The 40-year-old Ray roasts coffee beans, writes poetry and plays guitar for the local rock band Saint Maybe. Poetry is his love and music pervades his life, but it’s roasting coffee beans from around the globe that brings me to this side of heaven.
The storefront façade says coffee roaster and the inside has a hipster, live-in vibe. A black iron coffee roaster dominates the medium-sized room. There are large burlap bags of coffee beans against the wall. In the back is a small kitchen with, of course, an espresso machine.

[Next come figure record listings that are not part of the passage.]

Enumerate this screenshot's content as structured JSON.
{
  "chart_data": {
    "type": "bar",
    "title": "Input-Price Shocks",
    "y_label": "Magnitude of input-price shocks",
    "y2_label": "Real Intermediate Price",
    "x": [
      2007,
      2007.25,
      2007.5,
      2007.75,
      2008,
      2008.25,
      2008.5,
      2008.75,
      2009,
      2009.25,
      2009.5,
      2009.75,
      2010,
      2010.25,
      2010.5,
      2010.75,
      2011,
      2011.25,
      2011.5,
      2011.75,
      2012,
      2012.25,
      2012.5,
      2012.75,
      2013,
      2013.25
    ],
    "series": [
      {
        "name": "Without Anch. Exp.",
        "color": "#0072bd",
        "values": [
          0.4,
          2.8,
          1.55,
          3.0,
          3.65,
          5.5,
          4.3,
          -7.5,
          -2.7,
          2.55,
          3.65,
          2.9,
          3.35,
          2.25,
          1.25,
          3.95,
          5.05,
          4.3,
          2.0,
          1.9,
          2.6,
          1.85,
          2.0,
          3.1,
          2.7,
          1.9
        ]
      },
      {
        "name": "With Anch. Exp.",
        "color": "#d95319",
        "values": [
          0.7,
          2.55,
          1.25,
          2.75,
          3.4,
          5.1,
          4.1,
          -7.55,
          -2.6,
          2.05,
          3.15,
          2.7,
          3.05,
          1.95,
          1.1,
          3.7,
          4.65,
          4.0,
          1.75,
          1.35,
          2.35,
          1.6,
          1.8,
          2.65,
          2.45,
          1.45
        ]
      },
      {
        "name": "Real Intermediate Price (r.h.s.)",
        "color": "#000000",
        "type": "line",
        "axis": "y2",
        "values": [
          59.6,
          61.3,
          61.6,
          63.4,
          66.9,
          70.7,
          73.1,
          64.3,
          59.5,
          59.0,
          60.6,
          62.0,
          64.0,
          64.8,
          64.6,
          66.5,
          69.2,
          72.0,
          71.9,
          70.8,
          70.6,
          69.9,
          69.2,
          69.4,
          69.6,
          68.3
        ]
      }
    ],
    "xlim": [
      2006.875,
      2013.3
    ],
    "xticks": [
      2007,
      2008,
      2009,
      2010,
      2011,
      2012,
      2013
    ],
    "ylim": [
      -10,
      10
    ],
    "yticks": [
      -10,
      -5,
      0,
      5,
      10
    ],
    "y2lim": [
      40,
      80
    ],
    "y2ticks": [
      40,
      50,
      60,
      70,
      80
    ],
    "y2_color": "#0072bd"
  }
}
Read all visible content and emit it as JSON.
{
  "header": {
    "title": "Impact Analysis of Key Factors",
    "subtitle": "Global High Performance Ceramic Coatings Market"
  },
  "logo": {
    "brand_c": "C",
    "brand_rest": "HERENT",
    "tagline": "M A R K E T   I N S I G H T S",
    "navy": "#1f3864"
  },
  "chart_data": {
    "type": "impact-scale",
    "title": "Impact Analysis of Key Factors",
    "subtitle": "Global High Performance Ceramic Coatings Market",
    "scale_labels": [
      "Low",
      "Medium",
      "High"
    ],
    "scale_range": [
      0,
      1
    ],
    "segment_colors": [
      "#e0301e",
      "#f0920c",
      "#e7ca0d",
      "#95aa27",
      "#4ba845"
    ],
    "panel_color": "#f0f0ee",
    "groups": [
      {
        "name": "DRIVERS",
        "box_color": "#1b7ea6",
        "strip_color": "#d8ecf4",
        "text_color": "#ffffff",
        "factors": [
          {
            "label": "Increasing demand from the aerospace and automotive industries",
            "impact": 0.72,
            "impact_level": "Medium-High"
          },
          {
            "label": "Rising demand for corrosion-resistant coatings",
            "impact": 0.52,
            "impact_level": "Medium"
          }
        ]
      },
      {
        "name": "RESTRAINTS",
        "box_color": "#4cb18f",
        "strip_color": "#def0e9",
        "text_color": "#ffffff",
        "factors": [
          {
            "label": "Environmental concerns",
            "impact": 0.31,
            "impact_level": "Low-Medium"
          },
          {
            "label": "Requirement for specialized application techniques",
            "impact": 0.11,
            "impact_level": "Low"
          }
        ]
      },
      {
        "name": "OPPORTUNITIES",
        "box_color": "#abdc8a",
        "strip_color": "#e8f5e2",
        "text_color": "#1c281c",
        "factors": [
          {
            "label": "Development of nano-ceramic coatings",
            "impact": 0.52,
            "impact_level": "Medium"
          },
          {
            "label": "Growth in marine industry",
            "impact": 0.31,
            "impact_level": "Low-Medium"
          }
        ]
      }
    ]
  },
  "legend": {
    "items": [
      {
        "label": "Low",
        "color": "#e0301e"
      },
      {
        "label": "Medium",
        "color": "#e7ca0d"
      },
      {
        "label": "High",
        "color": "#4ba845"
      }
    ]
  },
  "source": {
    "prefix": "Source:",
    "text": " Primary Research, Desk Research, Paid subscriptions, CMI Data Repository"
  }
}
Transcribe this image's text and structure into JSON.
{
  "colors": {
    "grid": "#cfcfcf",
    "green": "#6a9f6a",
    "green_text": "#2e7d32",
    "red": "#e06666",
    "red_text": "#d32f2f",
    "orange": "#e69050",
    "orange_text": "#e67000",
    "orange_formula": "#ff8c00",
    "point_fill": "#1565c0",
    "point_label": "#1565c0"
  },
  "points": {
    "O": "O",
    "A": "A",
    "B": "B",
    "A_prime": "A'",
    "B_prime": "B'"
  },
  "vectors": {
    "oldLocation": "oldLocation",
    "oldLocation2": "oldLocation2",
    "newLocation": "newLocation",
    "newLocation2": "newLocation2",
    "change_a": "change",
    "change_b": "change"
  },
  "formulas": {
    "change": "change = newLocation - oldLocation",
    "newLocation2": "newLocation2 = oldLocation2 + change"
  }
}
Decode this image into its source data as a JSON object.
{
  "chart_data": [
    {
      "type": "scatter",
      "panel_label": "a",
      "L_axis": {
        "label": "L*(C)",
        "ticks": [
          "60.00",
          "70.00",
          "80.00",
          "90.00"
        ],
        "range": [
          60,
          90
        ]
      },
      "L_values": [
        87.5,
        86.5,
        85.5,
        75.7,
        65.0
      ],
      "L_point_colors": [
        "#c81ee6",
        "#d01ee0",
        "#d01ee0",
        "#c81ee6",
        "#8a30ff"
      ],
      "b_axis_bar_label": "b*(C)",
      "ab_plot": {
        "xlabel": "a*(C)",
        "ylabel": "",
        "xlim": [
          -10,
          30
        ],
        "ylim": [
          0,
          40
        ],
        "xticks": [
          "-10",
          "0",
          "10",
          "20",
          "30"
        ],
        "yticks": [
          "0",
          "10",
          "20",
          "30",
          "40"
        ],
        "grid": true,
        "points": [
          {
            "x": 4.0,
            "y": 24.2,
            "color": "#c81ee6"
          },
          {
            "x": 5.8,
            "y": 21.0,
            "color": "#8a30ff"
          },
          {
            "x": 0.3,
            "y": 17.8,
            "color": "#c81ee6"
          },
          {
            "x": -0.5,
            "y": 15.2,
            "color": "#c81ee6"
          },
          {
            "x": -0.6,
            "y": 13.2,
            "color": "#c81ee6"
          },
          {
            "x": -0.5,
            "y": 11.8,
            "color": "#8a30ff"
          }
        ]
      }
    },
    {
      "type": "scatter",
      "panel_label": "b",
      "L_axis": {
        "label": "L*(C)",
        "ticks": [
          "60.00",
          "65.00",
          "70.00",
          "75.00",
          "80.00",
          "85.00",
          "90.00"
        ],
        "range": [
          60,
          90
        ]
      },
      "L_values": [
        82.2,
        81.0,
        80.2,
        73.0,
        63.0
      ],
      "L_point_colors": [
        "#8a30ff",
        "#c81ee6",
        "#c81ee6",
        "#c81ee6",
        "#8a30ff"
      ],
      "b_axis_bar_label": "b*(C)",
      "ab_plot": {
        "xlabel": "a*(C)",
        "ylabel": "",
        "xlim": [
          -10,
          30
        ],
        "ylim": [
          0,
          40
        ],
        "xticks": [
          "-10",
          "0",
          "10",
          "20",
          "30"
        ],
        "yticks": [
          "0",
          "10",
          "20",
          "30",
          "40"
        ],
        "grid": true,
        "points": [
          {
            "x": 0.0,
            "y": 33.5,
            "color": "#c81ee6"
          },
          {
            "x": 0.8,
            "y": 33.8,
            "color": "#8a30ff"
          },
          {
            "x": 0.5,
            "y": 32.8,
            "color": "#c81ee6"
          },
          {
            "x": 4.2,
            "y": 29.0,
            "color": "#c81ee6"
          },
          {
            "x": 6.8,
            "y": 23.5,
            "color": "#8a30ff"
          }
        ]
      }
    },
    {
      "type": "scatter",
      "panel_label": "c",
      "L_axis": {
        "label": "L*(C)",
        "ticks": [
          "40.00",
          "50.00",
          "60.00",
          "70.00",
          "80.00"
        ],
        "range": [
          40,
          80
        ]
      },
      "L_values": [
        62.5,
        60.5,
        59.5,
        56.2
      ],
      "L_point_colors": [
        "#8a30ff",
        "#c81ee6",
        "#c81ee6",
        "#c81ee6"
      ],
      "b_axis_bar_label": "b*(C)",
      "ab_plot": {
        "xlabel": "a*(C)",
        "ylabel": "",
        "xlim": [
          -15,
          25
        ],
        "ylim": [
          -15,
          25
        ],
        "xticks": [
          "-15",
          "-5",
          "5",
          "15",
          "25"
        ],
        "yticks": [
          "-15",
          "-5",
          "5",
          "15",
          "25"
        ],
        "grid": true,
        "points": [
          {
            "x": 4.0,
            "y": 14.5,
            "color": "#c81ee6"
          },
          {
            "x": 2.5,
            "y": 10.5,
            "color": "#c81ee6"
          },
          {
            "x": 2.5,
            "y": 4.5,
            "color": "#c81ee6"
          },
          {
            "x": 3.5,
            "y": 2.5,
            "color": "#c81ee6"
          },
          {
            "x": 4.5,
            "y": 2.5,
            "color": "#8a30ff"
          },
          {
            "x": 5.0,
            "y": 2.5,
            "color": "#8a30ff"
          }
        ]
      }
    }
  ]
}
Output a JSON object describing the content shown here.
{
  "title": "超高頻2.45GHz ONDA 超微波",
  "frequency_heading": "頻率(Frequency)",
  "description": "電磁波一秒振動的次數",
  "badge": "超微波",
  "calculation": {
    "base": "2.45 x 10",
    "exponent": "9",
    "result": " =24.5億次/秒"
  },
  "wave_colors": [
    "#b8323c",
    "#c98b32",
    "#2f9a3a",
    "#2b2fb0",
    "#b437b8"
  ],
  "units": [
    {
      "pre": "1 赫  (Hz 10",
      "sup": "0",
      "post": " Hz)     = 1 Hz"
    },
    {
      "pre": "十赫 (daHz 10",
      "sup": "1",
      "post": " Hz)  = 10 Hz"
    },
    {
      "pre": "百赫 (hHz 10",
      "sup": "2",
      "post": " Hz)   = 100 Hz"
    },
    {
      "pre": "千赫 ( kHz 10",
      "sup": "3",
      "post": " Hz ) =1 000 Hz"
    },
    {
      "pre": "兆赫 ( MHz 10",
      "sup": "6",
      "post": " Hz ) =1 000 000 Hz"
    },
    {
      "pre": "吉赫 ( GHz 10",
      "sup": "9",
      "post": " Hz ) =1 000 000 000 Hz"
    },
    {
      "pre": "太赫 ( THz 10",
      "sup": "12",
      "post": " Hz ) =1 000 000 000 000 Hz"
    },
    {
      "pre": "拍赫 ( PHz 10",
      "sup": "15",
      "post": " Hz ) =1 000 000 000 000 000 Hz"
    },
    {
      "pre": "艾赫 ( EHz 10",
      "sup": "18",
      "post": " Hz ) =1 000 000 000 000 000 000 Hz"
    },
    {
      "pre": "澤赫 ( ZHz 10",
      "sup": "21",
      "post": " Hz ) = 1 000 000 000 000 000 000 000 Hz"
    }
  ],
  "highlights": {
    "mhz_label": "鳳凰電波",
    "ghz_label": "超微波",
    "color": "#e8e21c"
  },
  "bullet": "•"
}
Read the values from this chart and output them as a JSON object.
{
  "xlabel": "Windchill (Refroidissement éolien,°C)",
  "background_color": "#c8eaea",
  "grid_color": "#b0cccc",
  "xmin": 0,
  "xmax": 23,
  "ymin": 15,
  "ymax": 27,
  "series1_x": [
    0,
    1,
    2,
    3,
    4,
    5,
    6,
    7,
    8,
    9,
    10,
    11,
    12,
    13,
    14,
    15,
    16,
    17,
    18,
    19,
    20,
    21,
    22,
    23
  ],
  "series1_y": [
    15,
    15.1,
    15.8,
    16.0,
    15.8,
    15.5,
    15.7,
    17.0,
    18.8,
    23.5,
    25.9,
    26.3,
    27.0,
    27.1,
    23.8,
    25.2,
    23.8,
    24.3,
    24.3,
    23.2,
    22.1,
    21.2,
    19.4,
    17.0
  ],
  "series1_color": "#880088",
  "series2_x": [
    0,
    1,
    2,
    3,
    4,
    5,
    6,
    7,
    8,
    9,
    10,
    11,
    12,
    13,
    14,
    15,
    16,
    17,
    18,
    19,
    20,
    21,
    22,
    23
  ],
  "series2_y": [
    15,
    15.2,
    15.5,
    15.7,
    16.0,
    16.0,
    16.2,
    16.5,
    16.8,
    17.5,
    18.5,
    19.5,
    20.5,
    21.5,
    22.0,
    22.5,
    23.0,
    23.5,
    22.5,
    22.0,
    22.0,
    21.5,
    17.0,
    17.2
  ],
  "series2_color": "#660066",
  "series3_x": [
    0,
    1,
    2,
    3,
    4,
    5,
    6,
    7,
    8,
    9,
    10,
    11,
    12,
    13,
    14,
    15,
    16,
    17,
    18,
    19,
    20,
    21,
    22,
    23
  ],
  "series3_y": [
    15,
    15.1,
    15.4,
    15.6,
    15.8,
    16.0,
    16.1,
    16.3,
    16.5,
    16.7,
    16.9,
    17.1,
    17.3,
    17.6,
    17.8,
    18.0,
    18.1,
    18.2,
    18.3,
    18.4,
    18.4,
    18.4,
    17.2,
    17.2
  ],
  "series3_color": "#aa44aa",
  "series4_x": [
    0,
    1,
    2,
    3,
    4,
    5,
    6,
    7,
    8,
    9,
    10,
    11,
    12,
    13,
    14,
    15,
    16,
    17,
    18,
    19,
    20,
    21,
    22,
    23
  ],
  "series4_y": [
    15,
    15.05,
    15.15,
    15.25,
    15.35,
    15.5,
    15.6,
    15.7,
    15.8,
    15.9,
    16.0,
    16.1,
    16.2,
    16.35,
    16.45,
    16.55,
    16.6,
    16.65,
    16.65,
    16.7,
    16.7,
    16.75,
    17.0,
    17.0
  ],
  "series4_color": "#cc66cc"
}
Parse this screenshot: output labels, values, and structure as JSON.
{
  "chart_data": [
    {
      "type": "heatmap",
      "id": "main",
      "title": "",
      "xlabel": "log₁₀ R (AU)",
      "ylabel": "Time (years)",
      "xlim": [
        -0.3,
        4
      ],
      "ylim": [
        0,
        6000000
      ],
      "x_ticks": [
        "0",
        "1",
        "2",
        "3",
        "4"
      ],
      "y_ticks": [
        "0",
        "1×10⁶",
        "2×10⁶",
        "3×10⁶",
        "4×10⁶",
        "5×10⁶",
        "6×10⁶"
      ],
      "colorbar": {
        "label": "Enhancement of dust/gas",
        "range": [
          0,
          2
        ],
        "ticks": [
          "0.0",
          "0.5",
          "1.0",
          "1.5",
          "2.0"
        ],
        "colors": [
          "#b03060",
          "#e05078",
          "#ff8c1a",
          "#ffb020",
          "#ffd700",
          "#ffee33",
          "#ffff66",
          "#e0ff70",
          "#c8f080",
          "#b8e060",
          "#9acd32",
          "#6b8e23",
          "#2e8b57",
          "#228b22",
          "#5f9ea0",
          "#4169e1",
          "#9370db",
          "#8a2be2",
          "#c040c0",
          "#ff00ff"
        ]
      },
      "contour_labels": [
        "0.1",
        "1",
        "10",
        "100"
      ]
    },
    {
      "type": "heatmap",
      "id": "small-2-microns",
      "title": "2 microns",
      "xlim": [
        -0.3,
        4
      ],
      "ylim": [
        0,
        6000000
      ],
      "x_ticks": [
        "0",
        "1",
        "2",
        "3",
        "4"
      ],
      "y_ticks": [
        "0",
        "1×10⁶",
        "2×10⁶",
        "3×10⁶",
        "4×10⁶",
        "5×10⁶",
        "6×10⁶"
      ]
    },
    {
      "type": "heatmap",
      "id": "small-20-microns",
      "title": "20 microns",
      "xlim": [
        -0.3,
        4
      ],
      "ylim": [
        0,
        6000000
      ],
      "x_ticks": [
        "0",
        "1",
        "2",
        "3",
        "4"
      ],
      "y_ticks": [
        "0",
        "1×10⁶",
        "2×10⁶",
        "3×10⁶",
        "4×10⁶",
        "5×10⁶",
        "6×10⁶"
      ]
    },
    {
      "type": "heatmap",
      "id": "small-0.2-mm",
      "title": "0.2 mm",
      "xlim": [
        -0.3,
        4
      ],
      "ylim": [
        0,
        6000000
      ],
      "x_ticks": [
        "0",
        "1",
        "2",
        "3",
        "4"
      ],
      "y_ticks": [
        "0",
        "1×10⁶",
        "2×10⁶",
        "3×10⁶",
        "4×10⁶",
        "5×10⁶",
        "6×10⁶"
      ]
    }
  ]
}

And toward the front is the “living room” with a round drum dressed as a coffee table, several chairs, a small red record player, albums, magazines and copies of the New York Times Book Review.
People are also reading…
It’s cheap chic but Ray’s roasting business, Café Aquí, is not downtown or near the North Fourth Avenue commercial corridor. He’s on South Sixth Avenue, across the street from a Pep Boys auto shop, on the other side of West 22nd Street.
Or in his words, “on the wrong side of the tracks.”
“When I decided to open this place, a lot of people asked me, ‘Why are going down there,’ ” said Ray, who started the roasting biz four years ago. “There’s a real dividing line,” he said, referring to 22nd Street.
The New York City-bred Ray is perfectly fine with his out-of-the-loop location. He enjoys the look and feel of the neighborhood, which includes Le Cave’s Bakery and Santa Cruz Catholic Church.
His place is not like most other coffee shops around town. There’s no cookie-cutter look. A designer didn’t come in and tell Ray where to put the sofa and how to light the setting. He’s proud that his customers don’t come in to sit, sip and surf the Internet.
“A lot of places say ‘free Wi-Fi.’ Here we’re Wi-Fi free,” said Ray. “I want people to come here and interact with each other.”
Like his friend, Marc Goodman, who stopped by to chat and drop off a couple of old Joao Gilberto bossa nova vinyl records. Ray put one on the turntable and placed the stylus on the first groove.
It’s that kind of easygoing place.
However, Ray is a wholesale coffee roaster. Five days a week, he roasts pounds of beans for his commercial customers, several local coffee vendors and restaurants including Mother Hubbard’s Cafe on West Grant Road; Café Desta, an Ethiopian eatery on South Stone Avenue; Food for Ascension Café off of North Fourth Avenue; and mail order.
He roasts the beans in a $24,000 gas-fired roaster from San Diego. Ray learned to roast using his nose, eyes and intuition, which he still uses, but his roaster is computerized. It makes for more consistent roasting, said Ray, who prefers a medium roast to dark roast, which his customers most demand.
“It’s like cooking. It’s all about controlling the heat,” he said.
Really it’s more than that. It’s about the beans, which differ from year to year. He doesn’t roast large amounts. He is a single-operator. He’s not trying to get rich.
His calling to coffee came while on a trip to Guatemala in 1994. While the country was in the grips of political turmoil, he found tranquillity in the coffee-growing countryside. He also had a near-death experience while climbing a volcano.
Not long after he returned to New York City, Ray joined the band of punk rock superstar Patti Smith. He toured and recorded several albums during her re-emergence as a rock music icon. By 2005, Ray left that fast-paced life for something simpler in Tucson.
Ray continues to travel to Guatemala where he first learned about roasting. He learned more in Vermont where he earned his certification as a coffee roaster.
Roasting coffee fascinates him. He loves the art of roasting, extracting the maximum flavor of the beans.
“In the end, coffee is what you want it to be,” he said. “The trick is to make something that tastes good and still honor the place where it comes from.”